Par contre, il faut être clair : vos responsables syndicaux ne ménageront pas leur temps et leur énergie pour vous conseiller, vous écouter, travailler sur votre dossier le soir ou le dimanche, mais il ne leur sera pas toujours possible d’être présents lors des entretiens avec les médecins-conseil. Ceux-ci ont lieu en effet à des horaires « administratifs », et, compte tenu du poids croissant des charges des cabinets et de ce que sont devenus les délais de rendez-vous des cardiologues, vos responsables qui, rappelons le, vous aident bénévolement, ne peuvent pas se permettre de supprimer régulièrement des journées de consultations.

En fait, l’expérience a montré que nos adhérents sont toujours très motivés et se défendent d’autant mieux qu’ils savent se prendre en charge, après avoir été « armés » par leur syndicat.
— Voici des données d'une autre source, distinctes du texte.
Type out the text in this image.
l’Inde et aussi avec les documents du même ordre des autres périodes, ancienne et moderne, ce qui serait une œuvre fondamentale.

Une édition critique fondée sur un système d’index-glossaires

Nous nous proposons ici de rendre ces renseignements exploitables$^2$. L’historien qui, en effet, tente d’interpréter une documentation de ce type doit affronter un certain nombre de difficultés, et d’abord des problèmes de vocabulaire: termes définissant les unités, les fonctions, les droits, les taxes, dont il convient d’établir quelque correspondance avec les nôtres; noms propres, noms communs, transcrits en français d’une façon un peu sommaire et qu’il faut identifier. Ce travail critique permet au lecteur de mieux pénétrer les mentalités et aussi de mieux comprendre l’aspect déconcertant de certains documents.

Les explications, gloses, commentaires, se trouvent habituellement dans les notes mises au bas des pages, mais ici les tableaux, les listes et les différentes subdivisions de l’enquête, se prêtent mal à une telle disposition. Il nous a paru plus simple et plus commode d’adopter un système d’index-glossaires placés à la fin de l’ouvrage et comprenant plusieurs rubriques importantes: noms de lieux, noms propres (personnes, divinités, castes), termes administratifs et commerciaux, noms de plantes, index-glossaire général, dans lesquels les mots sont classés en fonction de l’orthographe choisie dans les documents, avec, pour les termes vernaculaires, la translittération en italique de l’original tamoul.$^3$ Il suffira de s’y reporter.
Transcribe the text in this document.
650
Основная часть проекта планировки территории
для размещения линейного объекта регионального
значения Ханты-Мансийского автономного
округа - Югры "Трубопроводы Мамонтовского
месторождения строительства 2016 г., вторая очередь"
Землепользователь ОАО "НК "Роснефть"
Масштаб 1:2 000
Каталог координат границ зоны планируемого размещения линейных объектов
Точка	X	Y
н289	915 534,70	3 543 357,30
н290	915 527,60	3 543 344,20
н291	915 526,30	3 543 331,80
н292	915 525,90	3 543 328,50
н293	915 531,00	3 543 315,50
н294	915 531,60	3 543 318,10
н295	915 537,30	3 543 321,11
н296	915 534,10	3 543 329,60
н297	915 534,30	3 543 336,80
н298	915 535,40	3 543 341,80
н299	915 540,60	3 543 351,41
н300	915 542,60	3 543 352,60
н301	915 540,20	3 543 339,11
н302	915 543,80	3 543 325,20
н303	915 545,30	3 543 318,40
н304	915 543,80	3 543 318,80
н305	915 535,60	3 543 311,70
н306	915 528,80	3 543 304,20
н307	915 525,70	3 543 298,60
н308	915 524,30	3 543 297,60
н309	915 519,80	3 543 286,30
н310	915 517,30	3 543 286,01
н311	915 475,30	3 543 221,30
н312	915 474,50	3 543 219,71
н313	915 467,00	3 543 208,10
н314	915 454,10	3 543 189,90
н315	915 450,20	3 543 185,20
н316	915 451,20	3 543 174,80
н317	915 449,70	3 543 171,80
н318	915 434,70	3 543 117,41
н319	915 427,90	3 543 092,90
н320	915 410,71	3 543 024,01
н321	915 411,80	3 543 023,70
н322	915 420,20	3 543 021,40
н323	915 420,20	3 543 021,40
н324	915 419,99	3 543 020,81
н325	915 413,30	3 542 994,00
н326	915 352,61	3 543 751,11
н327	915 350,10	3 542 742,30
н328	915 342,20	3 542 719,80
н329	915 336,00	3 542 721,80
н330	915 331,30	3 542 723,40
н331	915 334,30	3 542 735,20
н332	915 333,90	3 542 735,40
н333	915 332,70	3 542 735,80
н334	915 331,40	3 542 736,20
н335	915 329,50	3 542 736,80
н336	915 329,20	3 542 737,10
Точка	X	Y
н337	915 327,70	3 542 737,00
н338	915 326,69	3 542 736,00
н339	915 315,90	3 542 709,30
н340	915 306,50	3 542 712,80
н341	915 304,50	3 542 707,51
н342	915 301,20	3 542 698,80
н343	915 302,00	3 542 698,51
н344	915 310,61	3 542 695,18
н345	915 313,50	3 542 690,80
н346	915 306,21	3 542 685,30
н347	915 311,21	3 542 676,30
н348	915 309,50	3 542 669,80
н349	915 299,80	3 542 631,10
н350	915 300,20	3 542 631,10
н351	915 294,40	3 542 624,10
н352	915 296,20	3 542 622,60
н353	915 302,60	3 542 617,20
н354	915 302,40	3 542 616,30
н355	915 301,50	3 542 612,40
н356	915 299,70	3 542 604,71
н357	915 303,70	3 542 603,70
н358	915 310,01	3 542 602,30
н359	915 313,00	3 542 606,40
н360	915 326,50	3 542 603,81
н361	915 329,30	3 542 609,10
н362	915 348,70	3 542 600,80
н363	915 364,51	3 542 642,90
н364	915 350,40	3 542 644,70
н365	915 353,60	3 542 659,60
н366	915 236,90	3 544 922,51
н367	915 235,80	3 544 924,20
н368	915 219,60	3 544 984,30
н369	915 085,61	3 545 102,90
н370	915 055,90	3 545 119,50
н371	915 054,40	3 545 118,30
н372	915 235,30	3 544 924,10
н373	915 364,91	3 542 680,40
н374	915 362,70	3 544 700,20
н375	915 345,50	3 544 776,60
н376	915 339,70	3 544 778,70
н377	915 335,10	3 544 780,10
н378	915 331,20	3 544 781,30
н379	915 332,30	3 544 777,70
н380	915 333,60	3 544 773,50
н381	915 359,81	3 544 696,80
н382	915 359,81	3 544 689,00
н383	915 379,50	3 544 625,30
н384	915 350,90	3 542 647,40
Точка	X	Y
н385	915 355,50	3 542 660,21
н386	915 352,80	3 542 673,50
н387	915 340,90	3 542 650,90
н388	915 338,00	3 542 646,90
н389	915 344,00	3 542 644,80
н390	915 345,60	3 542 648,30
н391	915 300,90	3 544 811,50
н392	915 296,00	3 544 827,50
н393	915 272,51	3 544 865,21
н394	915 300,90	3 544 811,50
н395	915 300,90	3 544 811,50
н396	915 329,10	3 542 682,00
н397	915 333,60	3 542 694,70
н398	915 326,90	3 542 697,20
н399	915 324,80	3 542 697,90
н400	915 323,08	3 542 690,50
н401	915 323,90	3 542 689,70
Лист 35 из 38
C’est de cette façon qu’ont pu être menés à bien la majorité des contentieux.

Précontentieux : quelques règles

– Tout ce qui est écrit par le médecin, même par maladresse peut se retourner contre lui à un moment donné de la procédure – Éviter les arguments du style organisation personnelle, malade difficile, etc. – Mettre en avant : -* les textes réglementaires ; -* les recommandations professionnelles ; -* les soins nécessités par l’état du malade. – Exiger une analyse du contentieux dossier par dossier. – Demander pour chaque point litigieux sur quel texte le médecin-conseil s’appuie pour justifier sa position. – Les circulaires de sécurité sociale ne sont pas opposables aux médecins, ni aux patients, ni même aux juridictions saisies à l’occasion d’un litige (Cour de Cassation- 11 mai 1988).